Левушка действительно в течение сегодняшнего дня рассказывал уже многим этот разговор, о котором при нем сегодня утром у Творожниковых говорил сенатор Шаховской, но никому и в голову не приходило предложить вопрос, который теперь поставила Сонюшка.
– Кто слысал? Лазумеется, никто, но, велоятно, госудалыня лассказывала Лестоку! – ответил Торусский и, успокоившись на этом соображении, продолжал, торопясь, чтобы его опять не перебили: – Вчела мы должны были обедать вместе с Ополчининым и еще кое с кем, но вдлуг плед самым обедом заезжает Ополчинин и говолит, сто только сто высел пликаз, стобы все гвалдейские полки выступили к Выболгу в алмию плотив сведов, и сто Ополчинину нужно поэтому ехать сейчас в казалмы. Он заезжал на минутку и добавил только, махнув луками: «Сто тут будет – умлем за плавду!»
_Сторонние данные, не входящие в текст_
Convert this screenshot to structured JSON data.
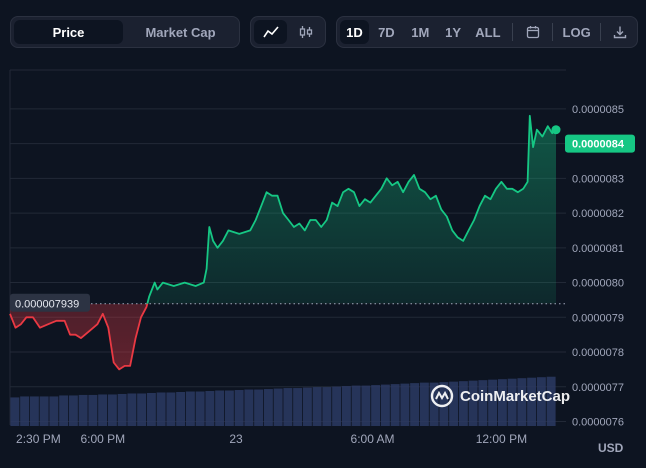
{
  "toolbar": {
    "metric_tabs": [
      {
        "label": "Price",
        "active": true
      },
      {
        "label": "Market Cap",
        "active": false
      }
    ],
    "chart_type_icons": [
      "line-chart-icon",
      "candlestick-icon"
    ],
    "ranges": [
      {
        "label": "1D",
        "active": true
      },
      {
        "label": "7D",
        "active": false
      },
      {
        "label": "1M",
        "active": false
      },
      {
        "label": "1Y",
        "active": false
      },
      {
        "label": "ALL",
        "active": false
      }
    ],
    "calendar_icon": "calendar-icon",
    "log_label": "LOG",
    "download_icon": "download-icon"
  },
  "watermark": {
    "text": "CoinMarketCap",
    "icon": "coinmarketcap-logo"
  },
  "currency_label": "USD",
  "colors": {
    "up": "#16c784",
    "down": "#ea3943",
    "background": "#0d1421",
    "volume": "#2b3a63"
  },
  "chart_data": {
    "type": "line",
    "title": "",
    "xlabel": "",
    "ylabel": "",
    "x_tick_labels": [
      "2:30 PM",
      "6:00 PM",
      "23",
      "6:00 AM",
      "12:00 PM"
    ],
    "y_tick_labels": [
      "0.0000085",
      "0.0000084",
      "0.0000083",
      "0.0000082",
      "0.0000081",
      "0.0000080",
      "0.0000079",
      "0.0000078",
      "0.0000077",
      "0.0000076"
    ],
    "ylim": [
      7.59e-06,
      8.56e-06
    ],
    "xlim": [
      0,
      1
    ],
    "baseline": {
      "value": 7.939e-06,
      "label": "0.000007939"
    },
    "current_price": {
      "value": 8.4e-06,
      "label": "0.0000084"
    },
    "x_tick_positions": [
      0.052,
      0.17,
      0.414,
      0.664,
      0.9
    ],
    "points": [
      [
        0.0,
        7.91e-06
      ],
      [
        0.01,
        7.87e-06
      ],
      [
        0.02,
        7.88e-06
      ],
      [
        0.03,
        7.9e-06
      ],
      [
        0.042,
        7.9e-06
      ],
      [
        0.055,
        7.87e-06
      ],
      [
        0.07,
        7.88e-06
      ],
      [
        0.085,
        7.89e-06
      ],
      [
        0.1,
        7.89e-06
      ],
      [
        0.11,
        7.85e-06
      ],
      [
        0.12,
        7.85e-06
      ],
      [
        0.13,
        7.84e-06
      ],
      [
        0.145,
        7.86e-06
      ],
      [
        0.16,
        7.88e-06
      ],
      [
        0.17,
        7.91e-06
      ],
      [
        0.18,
        7.87e-06
      ],
      [
        0.19,
        7.77e-06
      ],
      [
        0.2,
        7.75e-06
      ],
      [
        0.21,
        7.76e-06
      ],
      [
        0.22,
        7.76e-06
      ],
      [
        0.23,
        7.84e-06
      ],
      [
        0.24,
        7.9e-06
      ],
      [
        0.25,
        7.93e-06
      ],
      [
        0.255,
        7.96e-06
      ],
      [
        0.265,
        8e-06
      ],
      [
        0.27,
        7.98e-06
      ],
      [
        0.28,
        8e-06
      ],
      [
        0.3,
        7.99e-06
      ],
      [
        0.32,
        8e-06
      ],
      [
        0.34,
        7.99e-06
      ],
      [
        0.355,
        8e-06
      ],
      [
        0.36,
        8.04e-06
      ],
      [
        0.365,
        8.16e-06
      ],
      [
        0.372,
        8.12e-06
      ],
      [
        0.38,
        8.1e-06
      ],
      [
        0.39,
        8.12e-06
      ],
      [
        0.4,
        8.15e-06
      ],
      [
        0.42,
        8.14e-06
      ],
      [
        0.44,
        8.15e-06
      ],
      [
        0.45,
        8.18e-06
      ],
      [
        0.46,
        8.22e-06
      ],
      [
        0.47,
        8.26e-06
      ],
      [
        0.48,
        8.25e-06
      ],
      [
        0.49,
        8.25e-06
      ],
      [
        0.5,
        8.2e-06
      ],
      [
        0.51,
        8.18e-06
      ],
      [
        0.52,
        8.16e-06
      ],
      [
        0.53,
        8.17e-06
      ],
      [
        0.54,
        8.15e-06
      ],
      [
        0.55,
        8.18e-06
      ],
      [
        0.56,
        8.18e-06
      ],
      [
        0.57,
        8.16e-06
      ],
      [
        0.58,
        8.18e-06
      ],
      [
        0.59,
        8.23e-06
      ],
      [
        0.6,
        8.22e-06
      ],
      [
        0.61,
        8.26e-06
      ],
      [
        0.62,
        8.27e-06
      ],
      [
        0.63,
        8.26e-06
      ],
      [
        0.64,
        8.22e-06
      ],
      [
        0.65,
        8.24e-06
      ],
      [
        0.66,
        8.23e-06
      ],
      [
        0.67,
        8.25e-06
      ],
      [
        0.68,
        8.27e-06
      ],
      [
        0.69,
        8.3e-06
      ],
      [
        0.7,
        8.28e-06
      ],
      [
        0.71,
        8.29e-06
      ],
      [
        0.72,
        8.26e-06
      ],
      [
        0.73,
        8.29e-06
      ],
      [
        0.74,
        8.31e-06
      ],
      [
        0.75,
        8.27e-06
      ],
      [
        0.76,
        8.26e-06
      ],
      [
        0.77,
        8.24e-06
      ],
      [
        0.78,
        8.25e-06
      ],
      [
        0.79,
        8.21e-06
      ],
      [
        0.8,
        8.19e-06
      ],
      [
        0.81,
        8.15e-06
      ],
      [
        0.82,
        8.13e-06
      ],
      [
        0.83,
        8.12e-06
      ],
      [
        0.84,
        8.15e-06
      ],
      [
        0.85,
        8.18e-06
      ],
      [
        0.86,
        8.22e-06
      ],
      [
        0.87,
        8.25e-06
      ],
      [
        0.88,
        8.24e-06
      ],
      [
        0.89,
        8.27e-06
      ],
      [
        0.9,
        8.29e-06
      ],
      [
        0.91,
        8.27e-06
      ],
      [
        0.92,
        8.27e-06
      ],
      [
        0.93,
        8.26e-06
      ],
      [
        0.94,
        8.27e-06
      ],
      [
        0.948,
        8.29e-06
      ],
      [
        0.952,
        8.48e-06
      ],
      [
        0.958,
        8.39e-06
      ],
      [
        0.965,
        8.44e-06
      ],
      [
        0.975,
        8.42e-06
      ],
      [
        0.985,
        8.45e-06
      ],
      [
        0.993,
        8.43e-06
      ],
      [
        1.0,
        8.44e-06
      ]
    ],
    "volume_series": {
      "name": "",
      "relative_values": [
        0.58,
        0.6,
        0.6,
        0.6,
        0.6,
        0.62,
        0.62,
        0.63,
        0.63,
        0.64,
        0.64,
        0.65,
        0.66,
        0.66,
        0.67,
        0.68,
        0.68,
        0.69,
        0.7,
        0.7,
        0.71,
        0.72,
        0.72,
        0.73,
        0.74,
        0.74,
        0.75,
        0.76,
        0.77,
        0.77,
        0.78,
        0.79,
        0.79,
        0.8,
        0.81,
        0.82,
        0.82,
        0.83,
        0.84,
        0.85,
        0.86,
        0.87,
        0.88,
        0.88,
        0.89,
        0.9,
        0.91,
        0.92,
        0.93,
        0.94,
        0.95,
        0.96,
        0.97,
        0.98,
        0.99,
        1.0
      ]
    },
    "grid": true,
    "legend": "none"
  }
}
Дальше оказалось, что Левушка, кроме Ополчинина, махнувшего руками и обещавшего «умереть за правду», никого и ничего не видел. После обеда они сидели недолго и разошлись по домам. Левушка лег, заснул и проспал беспробудно вплоть до утра. Когда же он сегодня рано утром узнал, что случилось, то сейчас же вскочил, оделся и поехал, и ездил по городу до тех пор, пока не узнал всего, чтобы приехать и рассказать ей, Сонюшке.
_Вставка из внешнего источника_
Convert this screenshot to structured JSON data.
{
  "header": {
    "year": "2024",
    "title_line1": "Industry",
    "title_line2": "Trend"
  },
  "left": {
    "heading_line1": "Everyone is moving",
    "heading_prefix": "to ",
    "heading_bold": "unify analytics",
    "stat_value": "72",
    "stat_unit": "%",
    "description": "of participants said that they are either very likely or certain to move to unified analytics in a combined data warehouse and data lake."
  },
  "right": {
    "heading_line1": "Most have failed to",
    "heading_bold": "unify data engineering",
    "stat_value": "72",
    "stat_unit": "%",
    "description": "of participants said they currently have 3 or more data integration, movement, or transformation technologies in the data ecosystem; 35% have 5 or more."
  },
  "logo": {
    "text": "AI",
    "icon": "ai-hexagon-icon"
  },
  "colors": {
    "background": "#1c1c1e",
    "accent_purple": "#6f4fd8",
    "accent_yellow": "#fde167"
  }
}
Как только вчера во дворце Елисаветы Петровны стало известно, что гвардию посылают из Петербурга, от нее явился гонец к гренадерам и потребовал их к ней. Выборные от гренадер явились в двенадцатом часу ночи. Она спросила, может ли она положиться на них; они ответили ей, что будут служить, пока только в силах, но что время терять уже нельзя, потому что объявлен приказ о выступлении в поход. Елисавета Петровна ушла и, говорят, долго молилась пред образом; потом вынесла к гренадерам крест, привела их к присяге и велела им вернуться в казармы, потихоньку собрать роту и ждать, пока она сама приедет к ним. Она приехала в санях около двух часов ночи. С нею были Воронцов, Лесток и Шварц, ее старый учитель музыки.
Ополчинин рассказывал, что на цесаревне была кираса, и что она, всегда казавшаяся очень красивою, была на этот раз поистине прекрасна.
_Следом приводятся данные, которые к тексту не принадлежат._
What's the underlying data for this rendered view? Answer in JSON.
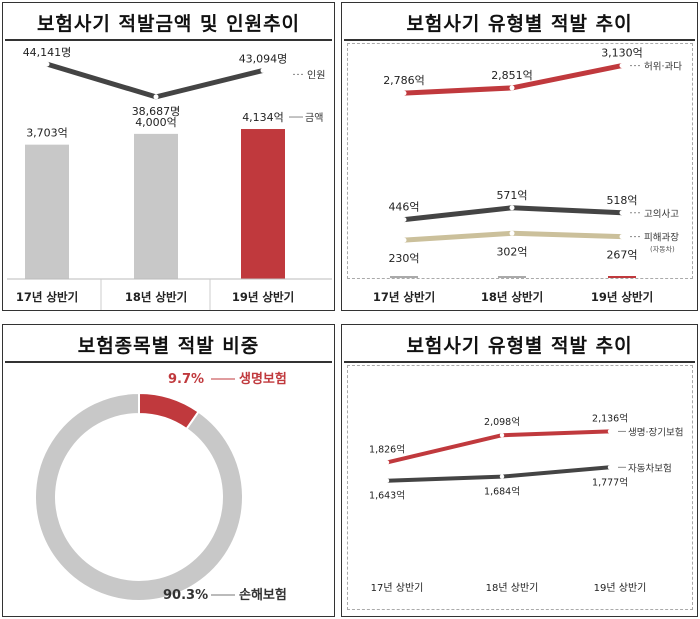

Придя к собранным гренадерам, она сказала им: «Ребята, вы знаете, чья я дочь; ступайте за мною». Нужно было видеть и слышать, что сделалось с гренадерами. Подъем духа был такой и увлечение так сильно, что если бы не сама же Елисавета Петровна, старавшаяся укротить их, может быть, было бы сделано что-нибудь и безрассудное, в чем впоследствии пришлось бы раскаиваться. Елисавета сказала гренадерам: «Клянусь умереть за вас, клянетесь ли умереть за меня?» Гренадеры ответили ей, что клянутся и готовы костьми лечь за нее. «Ну, так идемте!» – сказала цесаревна и, выйдя из казарм, села в сани, а затем, окруженная всей гренадерской ротой Преображенского полка, направилась ко дворцу по Невской першпективе. По дороге послали арестовать Миниха, Остермана, Менгдена и Лопухина.
– Неужели Остерман и Миних арестованы? – спросила Сонюшка. – Я думала, что и само действо при их участии устроено. Как же без них?
Собственно говоря, она раньше ничего не думала ни об Остермане, ни о Минихе, но в продолжение того, как рассказывал Левушка, она все ждала, что в его рассказе появится, наконец, какой-нибудь человек, на которого может опереться, как на помощника, Елисавета Петровна, и что этим человеком будет кто-нибудь из государственных людей.